From bracing walks to mild electrocution – how the spa town experience has changed since the 1800s

The peach-stuccoed Pupp is also rumoured to be the inspiration for Wes Anderson’s Grand Budapest Hotel. A night’s stay costs from €150/£125.

Away from the waters  

The landscape around Karlovy Vary is spectacular, with rare rock formations, tumbling down castles and ancient abbeys. Around six miles away is Loket nad Ohri, a riverside community with a 13th-century castle, pretty Gothic churches and a famous brewery. 


Then and now: how the spa town experience has changed

Etiquette

Then: In the 18th and 19th centuries, European elites would typically dedicate a whole summer to ‘taking the cure’. 
In most places mixing of the sexes in the water was highly encouraged and behaviour could be poor (imagine the characters outside Wetherspoons on a Saturday night and transpose them into a bath). Flirting, kissing, gambling, and singing lewd ‘bathing songs’ were all on the proverbial table.

Now: Modern day celebs are busy people.
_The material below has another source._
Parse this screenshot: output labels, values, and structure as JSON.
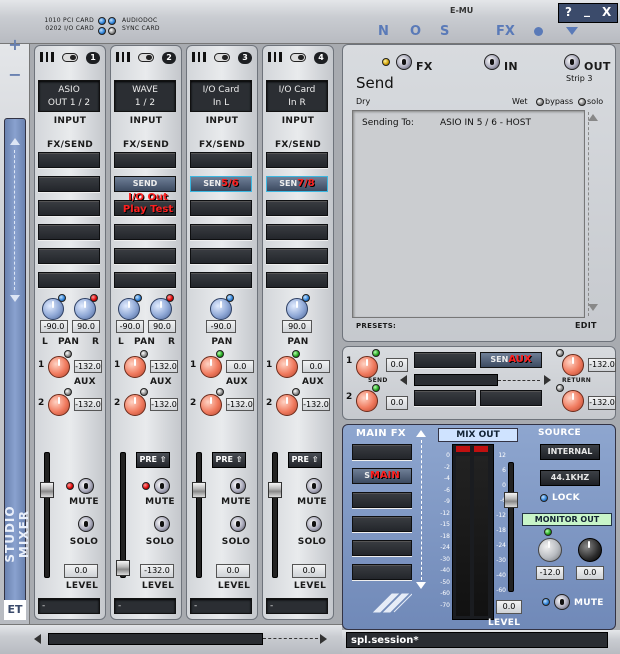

A typical stay might be over a weekend and include some prescribed exercises at the gym, a physiotherapy session, a consultation with a nutritionist, some spa time and a massage. 
“Spa culture is no longer just about swimming and drinking some water. Now we also think about your general wellbeing and time away from your phone to be in nature,” says Henning Matthiesen of Brenners Park-Hotel & Spa.

Attire

Then: In Elizabethan Bath, the culture was that all bathers took to the waters naked (with crowds of onlookers) – and anyone refusing to do so could be forcibly stripped. In the more prudish 19th century, fully dressed was the norm – wigs, bonnets et al. Some women punted for sack-like robes with lead weights sewn into the hem to keep their skirts from floating up.

Now: You’re more likely to see Louis Vuitton towels and Gucci swimsuits. Although on the Continent, prepare to go starkers in the saunas.

Trendy treatments

Then: Bracing walks and drinking/bathing in/inhaling the sulphur water.
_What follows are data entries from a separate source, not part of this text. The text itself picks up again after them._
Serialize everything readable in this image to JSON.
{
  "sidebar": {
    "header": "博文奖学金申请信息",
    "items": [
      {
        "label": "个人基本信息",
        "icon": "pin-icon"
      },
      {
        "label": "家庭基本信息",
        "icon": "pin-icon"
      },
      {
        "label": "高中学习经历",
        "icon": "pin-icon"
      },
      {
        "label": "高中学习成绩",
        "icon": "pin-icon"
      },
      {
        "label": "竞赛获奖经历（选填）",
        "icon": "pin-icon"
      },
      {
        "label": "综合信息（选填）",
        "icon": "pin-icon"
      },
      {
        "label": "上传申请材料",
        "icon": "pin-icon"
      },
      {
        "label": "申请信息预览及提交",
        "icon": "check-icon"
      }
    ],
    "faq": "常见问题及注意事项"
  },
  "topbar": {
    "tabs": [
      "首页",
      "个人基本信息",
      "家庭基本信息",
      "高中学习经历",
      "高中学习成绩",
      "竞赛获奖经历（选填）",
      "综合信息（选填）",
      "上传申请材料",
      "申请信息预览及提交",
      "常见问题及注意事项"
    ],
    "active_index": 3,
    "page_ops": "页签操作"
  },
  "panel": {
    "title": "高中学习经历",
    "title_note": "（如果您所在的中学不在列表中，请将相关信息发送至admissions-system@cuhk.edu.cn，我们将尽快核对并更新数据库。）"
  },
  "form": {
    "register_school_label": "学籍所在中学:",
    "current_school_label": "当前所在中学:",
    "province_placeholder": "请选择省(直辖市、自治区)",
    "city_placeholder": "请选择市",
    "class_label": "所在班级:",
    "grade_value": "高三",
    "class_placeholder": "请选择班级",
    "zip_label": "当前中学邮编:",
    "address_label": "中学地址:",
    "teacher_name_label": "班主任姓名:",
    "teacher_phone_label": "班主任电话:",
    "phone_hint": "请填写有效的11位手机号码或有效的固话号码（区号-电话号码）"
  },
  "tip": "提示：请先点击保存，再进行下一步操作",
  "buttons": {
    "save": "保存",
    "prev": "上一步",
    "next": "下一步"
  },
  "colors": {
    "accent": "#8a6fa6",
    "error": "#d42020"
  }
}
Now: IV drips, chocolate massages, mild electrocution… the options are endless.

Dietary tips

Then: Diets back in the day were saved for the dangerously obese. Most guests had servants bring them plates of roast meat and sugary treats while they bathed. Sweet-smelling cream cakes and spa wafers were popular for combating the fetid scent of sulphur.

Now: Kale smoothies, ginger-infused water and avocado salad.

Troublesome ailments

Then: Infertility, eye infections, alcoholism – you name it.

Now: Weight loss.

The bill

Then: The price for a bath at the Friedrichsbad Spa, Baden-Baden, when it first opened in 1877, was 70 pfennige (about €5/£4 in today’s money).